Asaad."

Galeb took me aside, and begged me to urge his brother to go home. I said I had already advised him to do so, but that I could not force him to go—that if he found he could not enjoy liberty of conscience, and the privilege of reading the word of God, in Hadet, he was welcome to stay with me as long as he pleased. "You are a man," said Galeb, "that speaks the truth and acts uprightly, but Asaad and Phares are not like you; they talk very improper things." Among these things, he mentioned a report to which Asaad had given circulation, respecting the patriarch, to which I was obliged to reply, that instead of taking it for granted to be a false report, he ought to believe it to be true, and that such a report was not abroad respecting the patriarch alone, but respecting a majority of patriarchs and bishops of the whole land.
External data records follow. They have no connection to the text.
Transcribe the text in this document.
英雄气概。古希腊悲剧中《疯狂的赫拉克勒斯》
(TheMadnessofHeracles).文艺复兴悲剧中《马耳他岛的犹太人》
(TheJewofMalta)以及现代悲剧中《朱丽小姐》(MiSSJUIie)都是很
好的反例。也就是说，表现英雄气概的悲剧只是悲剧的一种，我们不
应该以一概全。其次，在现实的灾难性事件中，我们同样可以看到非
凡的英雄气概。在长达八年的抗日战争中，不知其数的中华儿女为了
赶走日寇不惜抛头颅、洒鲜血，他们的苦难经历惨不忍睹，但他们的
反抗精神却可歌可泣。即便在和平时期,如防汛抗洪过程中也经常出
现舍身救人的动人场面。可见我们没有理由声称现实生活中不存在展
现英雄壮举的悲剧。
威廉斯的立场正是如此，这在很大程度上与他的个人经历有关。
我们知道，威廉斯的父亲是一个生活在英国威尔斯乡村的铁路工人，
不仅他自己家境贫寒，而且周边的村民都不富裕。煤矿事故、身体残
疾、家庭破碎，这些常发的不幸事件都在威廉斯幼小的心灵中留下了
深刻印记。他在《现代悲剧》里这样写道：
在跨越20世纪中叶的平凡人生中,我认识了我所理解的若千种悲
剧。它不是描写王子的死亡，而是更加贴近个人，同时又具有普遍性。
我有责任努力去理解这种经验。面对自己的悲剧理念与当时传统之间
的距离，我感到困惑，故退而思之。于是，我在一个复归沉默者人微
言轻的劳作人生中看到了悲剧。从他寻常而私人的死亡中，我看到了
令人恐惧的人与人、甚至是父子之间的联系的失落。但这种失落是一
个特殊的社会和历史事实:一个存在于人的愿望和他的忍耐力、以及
After some further conversation on the wickedness of treating brothers, as they had done Phares and Asaad, we went to Phares, and endeavoured to persuade him to go home with his brother. But it was all in vain. "If I leave this house," said he, "instead of going to Hadet, I will go in the opposite direction." The brother returned without him.

Conversation of Phares with the Bishop of Beyroot.

After Galeb had gone, we put a great many questions to Phares, and he communicated some interesting particulars. Among others was the following:

"The day that Asaad and myself left you, (the 17th,) the bishop of Beyroot was at the next house, and I went to salute him.

"He said to me, 'I understand you have become English, too. You reason on the subject of religion.'

"But," said I, "is every one English, if he reasons on that subject?"

Bishop.—"But you read in the Bibles of the English."

Phares.—"Yes, and from whom is the Bible? is it from the English, or from God?"